Herald the Fergus
Death is final, right? A door closes. The light’s go out. Done. Finis.
That’s what Rork “The Fergus” Ferguson thinks until, grieving his gran, he meets a fantastical being and learns that death is not always so absolute.
Seventeen-year-old Rork is dealing (badly) with the loss of his beloved gran while navigating the shoals of young adulthood as a computer-obsessed misfit. One bleak morning Rork wakes up and can hear voices of the dead. Disorganized and insistent the voices lead him to a banshee. Not just any banshee. A banshee-in-training with her own family dynamic to contend with and a hereafter curriculum to complete in order to earn her all-important hood.
The banshee enlists Rork’s help by promising to reconnect him with his gran. He is accompanied by Deirdre, another enlistee, with special abilities, who is haunted by a hidden past.
Helping the banshee pitches Rork and Deirdre into a whole otherworld of before-death, after-death and in-between-death.
Complete at 69,000 words, HERALD THE FERGUS is a stand-alone YA fantasy with series potential. The story will appeal to fans of parallel universes and life-not-being-how-it-always-seems as in the worlds created by Laini Taylor or Melissa Marr.

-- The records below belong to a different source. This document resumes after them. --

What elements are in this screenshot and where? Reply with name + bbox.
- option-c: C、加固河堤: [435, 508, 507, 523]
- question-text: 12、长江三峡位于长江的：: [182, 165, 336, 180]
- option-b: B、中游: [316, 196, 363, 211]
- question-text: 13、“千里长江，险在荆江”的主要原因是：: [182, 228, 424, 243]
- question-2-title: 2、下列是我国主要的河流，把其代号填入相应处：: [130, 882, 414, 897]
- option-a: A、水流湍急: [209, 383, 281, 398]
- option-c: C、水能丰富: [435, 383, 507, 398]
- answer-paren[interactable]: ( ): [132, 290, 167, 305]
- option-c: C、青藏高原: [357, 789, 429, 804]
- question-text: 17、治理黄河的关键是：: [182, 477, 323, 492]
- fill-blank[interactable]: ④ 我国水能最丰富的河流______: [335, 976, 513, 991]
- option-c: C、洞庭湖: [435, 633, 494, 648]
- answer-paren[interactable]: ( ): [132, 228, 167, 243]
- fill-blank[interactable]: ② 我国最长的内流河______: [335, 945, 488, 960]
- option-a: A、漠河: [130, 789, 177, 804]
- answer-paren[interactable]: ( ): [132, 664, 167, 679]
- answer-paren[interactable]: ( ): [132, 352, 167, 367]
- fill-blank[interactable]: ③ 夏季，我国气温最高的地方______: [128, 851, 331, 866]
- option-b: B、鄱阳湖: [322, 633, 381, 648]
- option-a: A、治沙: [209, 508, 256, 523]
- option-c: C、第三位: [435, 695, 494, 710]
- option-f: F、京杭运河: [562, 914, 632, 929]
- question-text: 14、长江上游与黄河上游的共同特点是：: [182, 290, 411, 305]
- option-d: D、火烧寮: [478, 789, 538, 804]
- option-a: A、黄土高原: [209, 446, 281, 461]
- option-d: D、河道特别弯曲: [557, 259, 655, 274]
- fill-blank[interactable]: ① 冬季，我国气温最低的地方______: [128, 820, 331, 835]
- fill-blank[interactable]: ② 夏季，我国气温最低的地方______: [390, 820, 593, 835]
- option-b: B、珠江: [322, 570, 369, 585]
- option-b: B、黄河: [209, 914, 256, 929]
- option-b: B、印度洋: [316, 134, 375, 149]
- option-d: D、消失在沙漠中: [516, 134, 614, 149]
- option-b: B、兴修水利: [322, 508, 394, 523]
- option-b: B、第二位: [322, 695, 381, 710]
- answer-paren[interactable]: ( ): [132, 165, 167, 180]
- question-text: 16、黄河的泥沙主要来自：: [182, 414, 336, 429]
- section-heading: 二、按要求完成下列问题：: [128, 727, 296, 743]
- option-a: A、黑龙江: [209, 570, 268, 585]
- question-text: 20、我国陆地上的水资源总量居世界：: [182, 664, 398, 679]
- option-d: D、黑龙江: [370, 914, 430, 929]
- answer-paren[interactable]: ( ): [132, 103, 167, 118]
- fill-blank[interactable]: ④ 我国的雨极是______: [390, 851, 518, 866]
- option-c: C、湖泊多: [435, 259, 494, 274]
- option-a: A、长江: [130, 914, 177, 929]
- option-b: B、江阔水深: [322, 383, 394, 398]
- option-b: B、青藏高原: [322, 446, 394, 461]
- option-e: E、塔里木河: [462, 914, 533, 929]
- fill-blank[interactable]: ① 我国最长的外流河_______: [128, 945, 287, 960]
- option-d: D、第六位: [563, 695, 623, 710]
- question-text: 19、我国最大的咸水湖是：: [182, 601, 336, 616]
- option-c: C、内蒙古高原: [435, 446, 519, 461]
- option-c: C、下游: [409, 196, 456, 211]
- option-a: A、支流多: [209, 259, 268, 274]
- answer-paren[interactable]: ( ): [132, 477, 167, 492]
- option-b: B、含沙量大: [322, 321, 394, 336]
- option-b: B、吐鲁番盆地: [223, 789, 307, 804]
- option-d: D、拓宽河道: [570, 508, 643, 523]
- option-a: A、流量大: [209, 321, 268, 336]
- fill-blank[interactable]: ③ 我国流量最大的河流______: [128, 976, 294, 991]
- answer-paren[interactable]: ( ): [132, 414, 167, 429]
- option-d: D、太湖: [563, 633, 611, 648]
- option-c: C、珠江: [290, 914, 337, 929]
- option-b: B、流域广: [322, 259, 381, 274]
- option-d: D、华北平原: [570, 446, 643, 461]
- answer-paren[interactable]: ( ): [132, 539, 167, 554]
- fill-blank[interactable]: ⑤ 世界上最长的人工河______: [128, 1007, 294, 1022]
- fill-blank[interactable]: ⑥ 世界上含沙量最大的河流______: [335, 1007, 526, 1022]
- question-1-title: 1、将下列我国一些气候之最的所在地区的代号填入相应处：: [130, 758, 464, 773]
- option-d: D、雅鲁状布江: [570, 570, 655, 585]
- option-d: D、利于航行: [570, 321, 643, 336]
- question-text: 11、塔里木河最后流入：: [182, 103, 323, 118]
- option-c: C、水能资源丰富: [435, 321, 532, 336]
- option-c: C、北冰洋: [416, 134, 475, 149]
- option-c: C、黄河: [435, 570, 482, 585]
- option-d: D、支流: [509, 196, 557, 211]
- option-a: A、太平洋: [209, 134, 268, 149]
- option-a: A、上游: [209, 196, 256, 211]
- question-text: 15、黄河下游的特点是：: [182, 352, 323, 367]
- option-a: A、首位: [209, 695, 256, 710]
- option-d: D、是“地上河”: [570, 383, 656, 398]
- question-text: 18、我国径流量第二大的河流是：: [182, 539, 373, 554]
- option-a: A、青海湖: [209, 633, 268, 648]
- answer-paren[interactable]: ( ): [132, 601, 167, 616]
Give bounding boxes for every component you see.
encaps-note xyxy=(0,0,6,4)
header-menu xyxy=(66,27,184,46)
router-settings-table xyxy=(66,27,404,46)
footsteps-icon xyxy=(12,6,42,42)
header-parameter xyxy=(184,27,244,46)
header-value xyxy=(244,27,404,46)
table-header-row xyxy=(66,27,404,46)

Parts of THE FERGUS earned honorable mention at the University of Wisconsin-Madison’s Writers’ Institute. An MFA graduate of Antioch International in London, I have published articles, reviews and poetry in many regional and literary magazines.
Dreamed a Dictionary
A chapbook of poems inspired by a Book of Dreams, a gift from a deceased sister, and the thinning veil between awake and not. The poems are surreal, an amalgam of conscious thought, dream images and longing.
From the Preface:
My sister gave me a Book of Dreams.
I was present for the parade,
two by two, like bookends.
My grief grows old.
My sister didn’t always behave.
Dreams, too, can be recalcitrant,
showy, or taciturn.
Individual poems from dreamed have been published, but the chapbook as a whole is unpublished.
Wombdom
What does it mean to belong to the kingdom of women? To travel the life cycle of female? What does the womb know?
The poetry collected in Wombdom attempts to capture the gradations of female, the female response to a changing/not-changing-fast-enough world.
Individual poems have been published from Wombdom, but the collection as a whole is unpublished.